Okay, so I posted that Stalled thing on Monday. Then I gave myself a good, ol' fashioned ass-whoopin'. There was much internal swearing going on. It lasted about thirty seconds - which, in the scheme of an inter-brainial war, was pretty long. And after I said 'yes, ma'am' to myself and got my butt to work.
Some people would call this 'negative self-talk'. I probably called myself every name in the book. Told myself I was being stupid. Mentally shouted at myself. And it worked.
Would I ever talk to someone else that way? Probably not. I'd get punched in the mouth. But this is me. I can't punch myself in the mouth. (Well, I could, but it would hurt and I'm not into pain.) I can also take it. It's not like I was saying anything that wasn't true at the time. I was being a whiny baby. I did need to get off my ass and get to work. I needed a little drill sergeant tactics to motivate me. General Patton stuff. I mentally slapped my own face.
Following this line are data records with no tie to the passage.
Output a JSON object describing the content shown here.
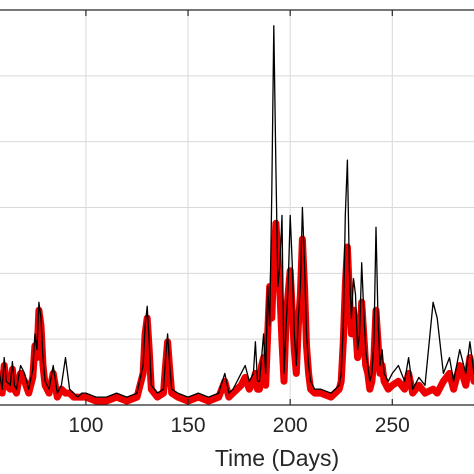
{
  "chart_data": {
    "type": "line",
    "title": "",
    "xlabel": "Time (Days)",
    "ylabel": "",
    "xlim": [
      55,
      290
    ],
    "ylim": [
      0,
      100
    ],
    "grid": true,
    "x_ticks": [
      100,
      150,
      200,
      250
    ],
    "x_tick_labels": [
      "100",
      "150",
      "200",
      "250"
    ],
    "legend": "none",
    "series": [
      {
        "style": "thick red line",
        "color": "#ee0000",
        "x": [
          55,
          57,
          59,
          60,
          61,
          63,
          64,
          65,
          66,
          67,
          68,
          70,
          72,
          74,
          75,
          76,
          77,
          78,
          79,
          80,
          82,
          84,
          86,
          88,
          90,
          92,
          94,
          96,
          98,
          100,
          105,
          110,
          115,
          120,
          125,
          128,
          129,
          130,
          131,
          132,
          135,
          138,
          139,
          140,
          141,
          142,
          145,
          150,
          155,
          160,
          165,
          168,
          170,
          172,
          174,
          176,
          178,
          180,
          182,
          183,
          184,
          185,
          186,
          187,
          188,
          189,
          190,
          191,
          192,
          193,
          194,
          195,
          196,
          197,
          198,
          199,
          200,
          201,
          202,
          203,
          204,
          205,
          206,
          207,
          208,
          209,
          210,
          212,
          215,
          220,
          224,
          225,
          226,
          227,
          228,
          229,
          230,
          231,
          232,
          233,
          234,
          235,
          236,
          237,
          238,
          239,
          240,
          241,
          242,
          243,
          244,
          245,
          246,
          248,
          250,
          253,
          256,
          258,
          260,
          263,
          266,
          270,
          272,
          275,
          278,
          280,
          283,
          286,
          288,
          290
        ],
        "y": [
          4,
          8,
          3,
          10,
          5,
          4,
          9,
          4,
          3,
          6,
          8,
          6,
          3,
          7,
          15,
          12,
          24,
          20,
          10,
          5,
          3,
          8,
          2,
          4,
          3,
          3,
          2,
          2,
          2,
          2,
          1,
          1,
          2,
          1,
          2,
          8,
          18,
          22,
          14,
          4,
          2,
          3,
          10,
          16,
          9,
          3,
          2,
          1,
          2,
          1,
          2,
          6,
          2,
          3,
          4,
          5,
          7,
          4,
          6,
          8,
          4,
          4,
          10,
          12,
          5,
          18,
          30,
          22,
          36,
          46,
          38,
          28,
          16,
          6,
          22,
          28,
          34,
          24,
          14,
          8,
          20,
          28,
          42,
          30,
          15,
          8,
          4,
          3,
          3,
          2,
          4,
          6,
          16,
          30,
          40,
          28,
          18,
          24,
          20,
          12,
          14,
          26,
          18,
          10,
          8,
          4,
          6,
          12,
          24,
          16,
          8,
          10,
          6,
          4,
          5,
          6,
          4,
          8,
          3,
          5,
          3,
          4,
          3,
          6,
          8,
          4,
          10,
          5,
          12,
          6
        ]
      },
      {
        "style": "thin black line",
        "color": "#000000",
        "x": [
          55,
          57,
          59,
          60,
          61,
          63,
          64,
          65,
          66,
          67,
          68,
          70,
          72,
          74,
          75,
          76,
          77,
          78,
          79,
          80,
          82,
          84,
          86,
          88,
          90,
          92,
          94,
          96,
          98,
          100,
          105,
          110,
          115,
          120,
          125,
          128,
          129,
          130,
          131,
          132,
          135,
          138,
          139,
          140,
          141,
          142,
          145,
          150,
          155,
          160,
          165,
          168,
          170,
          172,
          174,
          176,
          178,
          180,
          182,
          183,
          184,
          185,
          186,
          187,
          188,
          189,
          190,
          191,
          192,
          193,
          194,
          195,
          196,
          197,
          198,
          199,
          200,
          201,
          202,
          203,
          204,
          205,
          206,
          207,
          208,
          209,
          210,
          212,
          215,
          220,
          224,
          225,
          226,
          227,
          228,
          229,
          230,
          231,
          232,
          233,
          234,
          235,
          236,
          237,
          238,
          239,
          240,
          241,
          242,
          243,
          244,
          245,
          246,
          248,
          250,
          253,
          256,
          258,
          260,
          263,
          266,
          270,
          272,
          275,
          278,
          280,
          283,
          286,
          288,
          290
        ],
        "y": [
          5,
          10,
          4,
          12,
          6,
          5,
          11,
          5,
          4,
          7,
          10,
          8,
          4,
          9,
          18,
          14,
          26,
          22,
          12,
          6,
          4,
          10,
          3,
          5,
          12,
          4,
          3,
          2,
          3,
          3,
          2,
          2,
          3,
          2,
          3,
          10,
          20,
          25,
          16,
          5,
          3,
          4,
          12,
          18,
          10,
          4,
          3,
          2,
          3,
          2,
          3,
          8,
          3,
          4,
          6,
          8,
          10,
          6,
          8,
          16,
          6,
          6,
          12,
          18,
          8,
          30,
          20,
          54,
          96,
          60,
          30,
          36,
          48,
          8,
          20,
          30,
          48,
          36,
          18,
          10,
          22,
          30,
          50,
          36,
          18,
          10,
          6,
          4,
          4,
          3,
          5,
          8,
          20,
          48,
          62,
          34,
          22,
          32,
          28,
          14,
          18,
          36,
          24,
          14,
          10,
          6,
          8,
          16,
          45,
          22,
          10,
          14,
          8,
          6,
          8,
          10,
          6,
          12,
          4,
          7,
          5,
          26,
          22,
          8,
          12,
          6,
          14,
          8,
          16,
          8
        ]
      }
    ]
  }
}
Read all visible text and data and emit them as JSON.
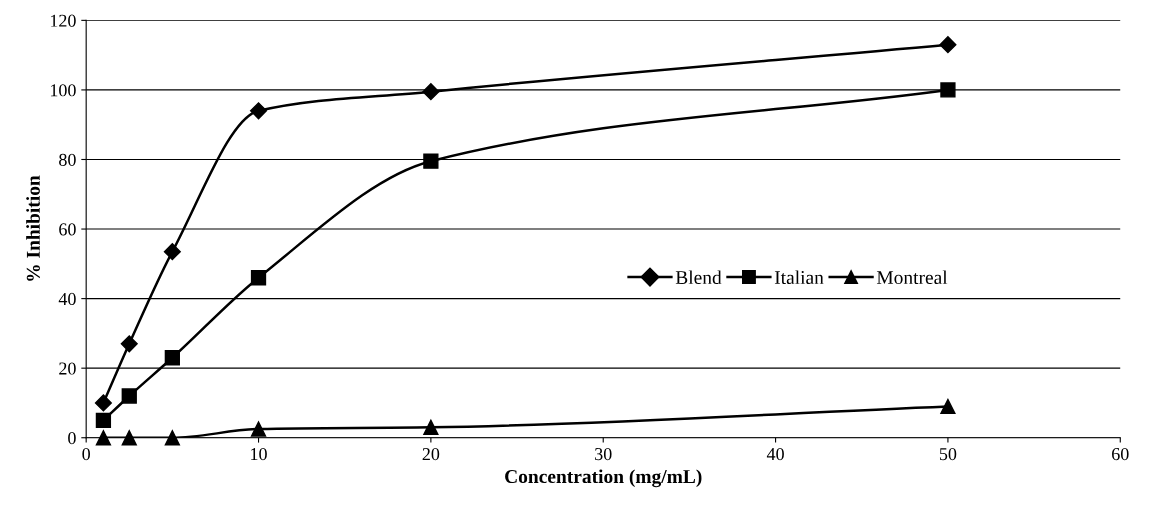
{
  "chart_data": {
    "type": "line",
    "xlabel": "Concentration (mg/mL)",
    "ylabel": "% Inhibition",
    "x": [
      1,
      2.5,
      5,
      10,
      20,
      50
    ],
    "series": [
      {
        "name": "Blend",
        "color": "#000000",
        "marker": "diamond",
        "values": [
          10,
          27,
          53.5,
          94,
          99.5,
          113
        ]
      },
      {
        "name": "Italian",
        "color": "#000000",
        "marker": "square",
        "values": [
          5,
          12,
          23,
          46,
          79.5,
          100
        ]
      },
      {
        "name": "Montreal",
        "color": "#000000",
        "marker": "triangle",
        "values": [
          0,
          0,
          0,
          2.5,
          3,
          9
        ]
      }
    ],
    "xlim": [
      0,
      60
    ],
    "xticks": [
      0,
      10,
      20,
      30,
      40,
      50,
      60
    ],
    "ylim": [
      0,
      120
    ],
    "yticks": [
      0,
      20,
      40,
      60,
      80,
      100,
      120
    ],
    "grid": "y",
    "legend": "right",
    "line_style": "solid"
  }
}
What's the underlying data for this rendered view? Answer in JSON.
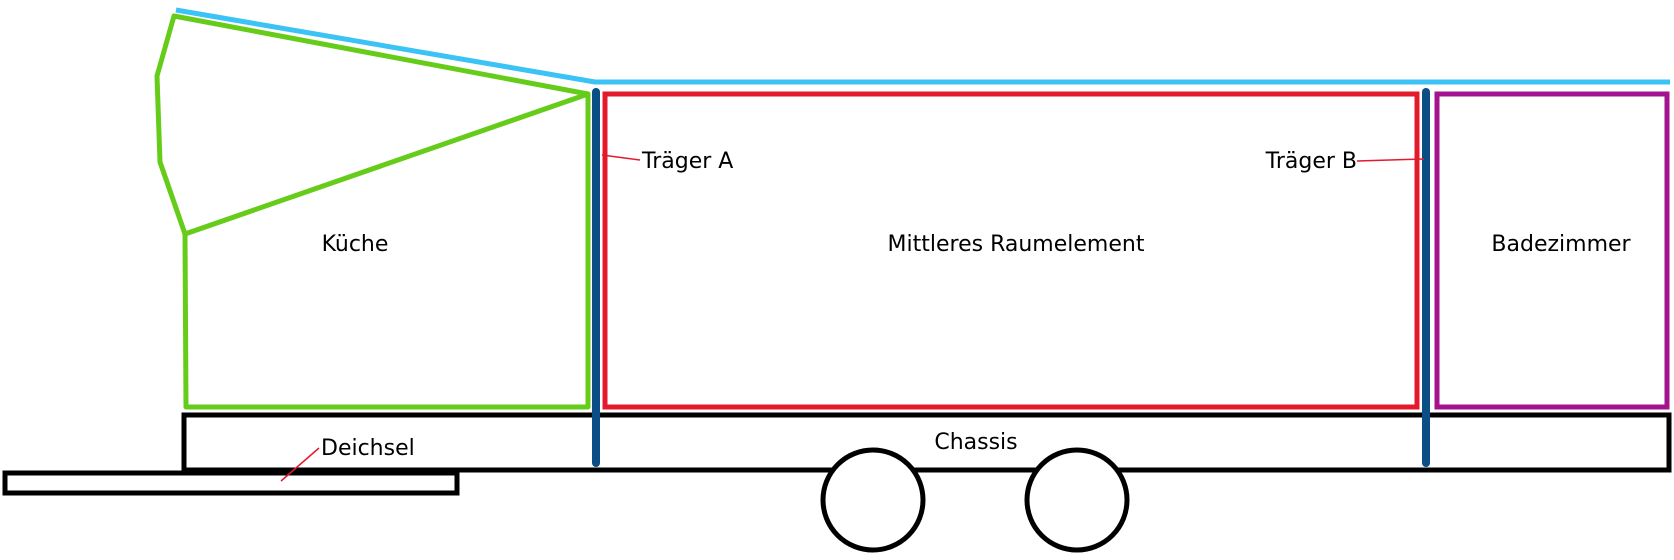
{
  "labels": {
    "kitchen": "Küche",
    "middle_room": "Mittleres Raumelement",
    "bathroom": "Badezimmer",
    "beam_a": "Träger A",
    "beam_b": "Träger B",
    "chassis": "Chassis",
    "drawbar": "Deichsel"
  },
  "colors": {
    "roof": "#3cc3f5",
    "kitchen": "#66cc1a",
    "middle_room": "#e3192c",
    "bathroom": "#a3138f",
    "beams": "#0a4e85",
    "chassis": "#000000",
    "leader_line": "#e3192c"
  }
}
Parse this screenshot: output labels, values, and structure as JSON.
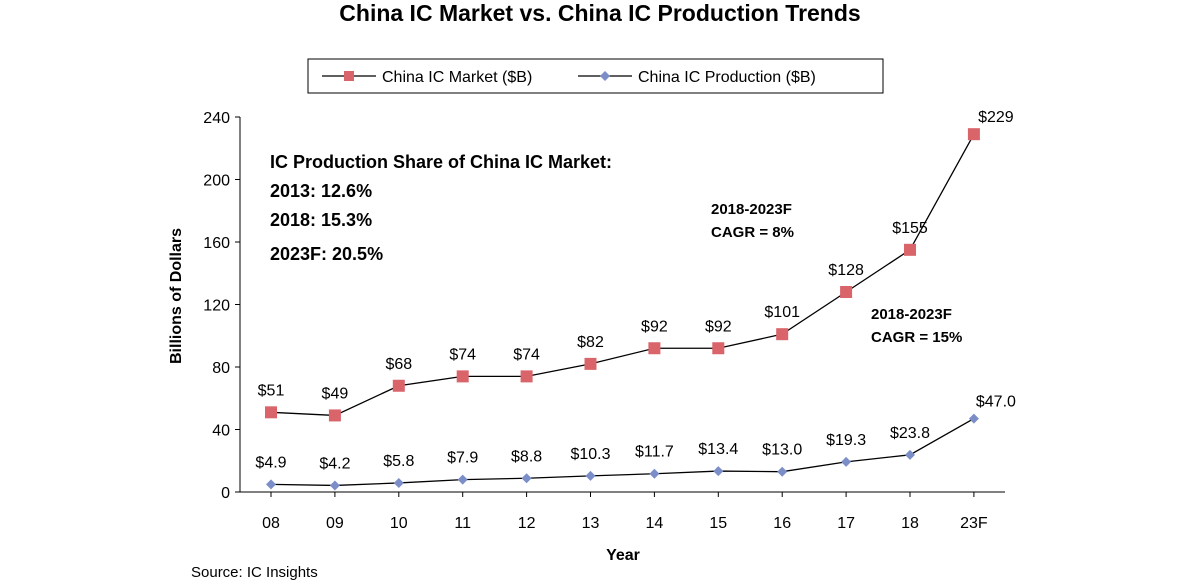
{
  "chart_data": {
    "type": "line",
    "title": "China IC Market vs. China IC Production Trends",
    "xlabel": "Year",
    "ylabel": "Billions of Dollars",
    "categories": [
      "08",
      "09",
      "10",
      "11",
      "12",
      "13",
      "14",
      "15",
      "16",
      "17",
      "18",
      "23F"
    ],
    "ylim": [
      0,
      240
    ],
    "yticks": [
      "0",
      "40",
      "80",
      "120",
      "160",
      "200",
      "240"
    ],
    "grid": false,
    "legend_position": "top",
    "series": [
      {
        "name": "China IC Market ($B)",
        "color": "#d9646a",
        "marker": "square",
        "values": [
          51,
          49,
          68,
          74,
          74,
          82,
          92,
          92,
          101,
          128,
          155,
          229
        ],
        "labels": [
          "$51",
          "$49",
          "$68",
          "$74",
          "$74",
          "$82",
          "$92",
          "$92",
          "$101",
          "$128",
          "$155",
          "$229"
        ]
      },
      {
        "name": "China IC Production ($B)",
        "color": "#7b8ec8",
        "marker": "diamond",
        "values": [
          4.9,
          4.2,
          5.8,
          7.9,
          8.8,
          10.3,
          11.7,
          13.4,
          13.0,
          19.3,
          23.8,
          47.0
        ],
        "labels": [
          "$4.9",
          "$4.2",
          "$5.8",
          "$7.9",
          "$8.8",
          "$10.3",
          "$11.7",
          "$13.4",
          "$13.0",
          "$19.3",
          "$23.8",
          "$47.0"
        ]
      }
    ],
    "annotations": {
      "share_title": "IC Production Share of China IC Market:",
      "share_2013": "2013: 12.6%",
      "share_2018": "2018: 15.3%",
      "share_2023": "2023F: 20.5%",
      "market_cagr_period": "2018-2023F",
      "market_cagr_value": "CAGR = 8%",
      "production_cagr_period": "2018-2023F",
      "production_cagr_value": "CAGR = 15%"
    },
    "source": "Source: IC Insights"
  }
}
I might need to do this again. And again. And again. Until it sticks. I did get like 4 chapters worth of edit notes down for Natural Causes and did 21 pages more on the read-through for Early Grave on Monday, so that's something. But I didn't do anything again yesterday. I went fishing instead.
:lifts booted foot threateningly aimed at own ass:
I will get some more work done today. Before I go fishing because, if I wait until after, the chances of working drop precipitously.
Have you ever had to kick your own ass? How'd that turn out for you?